By the time we lock thru and then motor a mile to nearby mooring buoys, it is dark.  Our pilot departs, telling us our next pilot will arrive near six in the morning.  We settle in for the night.  Tizz and Rima sleep in the cockpit until a storm approaches.  After closing the hatches i go on deck to size this storm up.  As the lightning gets closer a very strange sound comes full-throated from the jungle:  howler monkeys living up to their naming.  They apparently don’t like lightning.  Maybe they are howling to warn the next tribe of the approaching storm.  I am rooted where i stand even as the rain starts, listening to a sound i doubt i’ll ever witness in person again.  Grateful for the witnessing. 

I’m up early in the morning.  No need for crew to awake unless they want to.  We’ll simply be motoring for the next five or so hours.  I swim a lap around Akimbo.  The fresh water feels good.  Eat a little breakfast.  Our pilot arrives.  Rima takes a quick dip.  We untie from the mooring and are off.  Thru the day, several big ships go by northbound while we go south.  Lake Gatun is beautiful.  It would be fun if we could cruise a week and explore the lake, but that is not allowed.  There aren’t many ways to tour the lake.  There is a company with boats that drives tourists from a hotel in Gamboa (a small town on the lake).  Rather i would suggest contacting the Smithsonian Institute to see if you could reserve a stay at their island on the lake.  THAT might be worth pursuing. 

We slow down.  The big ship that will join us in these locks will be behind us rather than in front of us and is running late, it seems.  While we wait, Rima serves up a fabulous lunch.  Eventually we raft up with our catamaran friends and motor into the locks and tie up to wait.  The crew on the catamaran hails from many countries but they live in Costa Rica and are bound there.  The ship arrives and we are lowered to the level of small Miraflores lake.  There is a tourist center at the Miraflores lock, its top floor crowded with people.   My crew waves wildly from the foredeck, trying to solicit the same from the tourists.  The catamaran crew joins in and we are rewarded when much of the crowd waves back. 
So, we leave the Caribbean and arrive in the Pacific.  

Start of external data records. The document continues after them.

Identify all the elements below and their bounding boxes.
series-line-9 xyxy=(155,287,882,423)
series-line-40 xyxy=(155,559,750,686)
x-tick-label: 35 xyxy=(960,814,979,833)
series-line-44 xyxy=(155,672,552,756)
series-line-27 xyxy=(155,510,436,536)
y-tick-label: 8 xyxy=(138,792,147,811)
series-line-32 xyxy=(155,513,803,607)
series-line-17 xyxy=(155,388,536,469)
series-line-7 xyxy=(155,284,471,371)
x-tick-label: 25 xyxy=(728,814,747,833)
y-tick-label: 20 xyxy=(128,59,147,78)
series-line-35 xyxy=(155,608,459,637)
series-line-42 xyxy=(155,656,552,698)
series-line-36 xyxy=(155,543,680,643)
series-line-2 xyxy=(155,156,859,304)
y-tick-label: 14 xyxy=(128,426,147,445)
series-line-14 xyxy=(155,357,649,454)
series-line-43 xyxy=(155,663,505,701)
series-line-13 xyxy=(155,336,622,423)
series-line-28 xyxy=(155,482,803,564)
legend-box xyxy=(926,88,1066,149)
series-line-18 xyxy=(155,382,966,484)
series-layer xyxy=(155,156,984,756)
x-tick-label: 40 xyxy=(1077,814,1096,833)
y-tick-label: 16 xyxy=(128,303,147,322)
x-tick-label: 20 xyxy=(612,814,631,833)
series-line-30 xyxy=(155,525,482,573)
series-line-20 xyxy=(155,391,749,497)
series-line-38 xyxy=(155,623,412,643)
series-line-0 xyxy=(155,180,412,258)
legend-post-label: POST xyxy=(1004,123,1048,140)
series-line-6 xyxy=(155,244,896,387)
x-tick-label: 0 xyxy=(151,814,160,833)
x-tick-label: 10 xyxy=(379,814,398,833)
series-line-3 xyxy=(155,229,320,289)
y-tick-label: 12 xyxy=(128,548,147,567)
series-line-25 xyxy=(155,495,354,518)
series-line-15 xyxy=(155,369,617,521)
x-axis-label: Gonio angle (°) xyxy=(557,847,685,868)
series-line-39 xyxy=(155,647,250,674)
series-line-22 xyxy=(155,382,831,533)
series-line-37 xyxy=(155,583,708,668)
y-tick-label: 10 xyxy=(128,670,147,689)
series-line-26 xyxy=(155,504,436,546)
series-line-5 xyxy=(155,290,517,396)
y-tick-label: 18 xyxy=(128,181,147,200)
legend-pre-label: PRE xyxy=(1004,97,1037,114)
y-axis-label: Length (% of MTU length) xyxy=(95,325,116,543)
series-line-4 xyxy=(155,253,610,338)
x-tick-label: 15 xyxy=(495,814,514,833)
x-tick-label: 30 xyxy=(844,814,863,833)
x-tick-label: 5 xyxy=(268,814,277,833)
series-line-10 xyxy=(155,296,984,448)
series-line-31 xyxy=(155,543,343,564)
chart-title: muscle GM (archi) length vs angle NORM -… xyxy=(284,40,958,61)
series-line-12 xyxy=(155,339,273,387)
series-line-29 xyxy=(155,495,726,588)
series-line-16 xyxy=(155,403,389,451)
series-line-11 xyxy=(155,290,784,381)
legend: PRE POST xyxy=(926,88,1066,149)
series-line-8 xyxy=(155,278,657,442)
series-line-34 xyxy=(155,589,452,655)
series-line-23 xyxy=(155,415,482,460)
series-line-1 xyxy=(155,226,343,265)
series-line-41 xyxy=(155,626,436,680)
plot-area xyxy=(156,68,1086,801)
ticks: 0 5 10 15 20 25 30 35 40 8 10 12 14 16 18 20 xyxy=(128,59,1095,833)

The pilot boat comes up and retrieves our advisor, Oswaldo.  We pick up a mooring at the Balboa Yacht Club.  We are invited aboard a neighboring boat for drinks, but first Don and Polly want to check in to the nearby hotel.  One of the BYC launches takes them ashore.  We will say our goodbyes at dinner tonight.  Rima and i swim over to our neighbor and get acquainted, while Tizz appreciates some time alone and does a great job cleaning and straightening Akimbo’s interior. 

Thank you Don and Polly, for your help.  I hope you are pleased with your Panama Canal experience.  And thank you Rima and Tizz for not only your crewing but for your embrace of Don and Polly.  Next up…in sequence…Rima and Tizz will inventory our food supply, Greg will arrive in the evening, they’ll all re-provision the next day while i buy paper charts for Hawaii and take care of any departure bureaucracy and last minute work on Akimbo.  Hopefully we will push off the next day after a good night’s sleep.

Hawaii bound, via Cocos Island.  The thing is…there’s a tropical storm (or it might be a hurricane by now) arriving in Hawaii as i write this entry.  Usually storms veer north before they get to Hawaii.  Let’s hope this weather pattern is getting this over with before we get there.  Our planned route will take us south of the storm tracks until we are beyond most of them and can safely head northwest to the islands.  So, look for my next entry here in about a month.  Good luck to us all.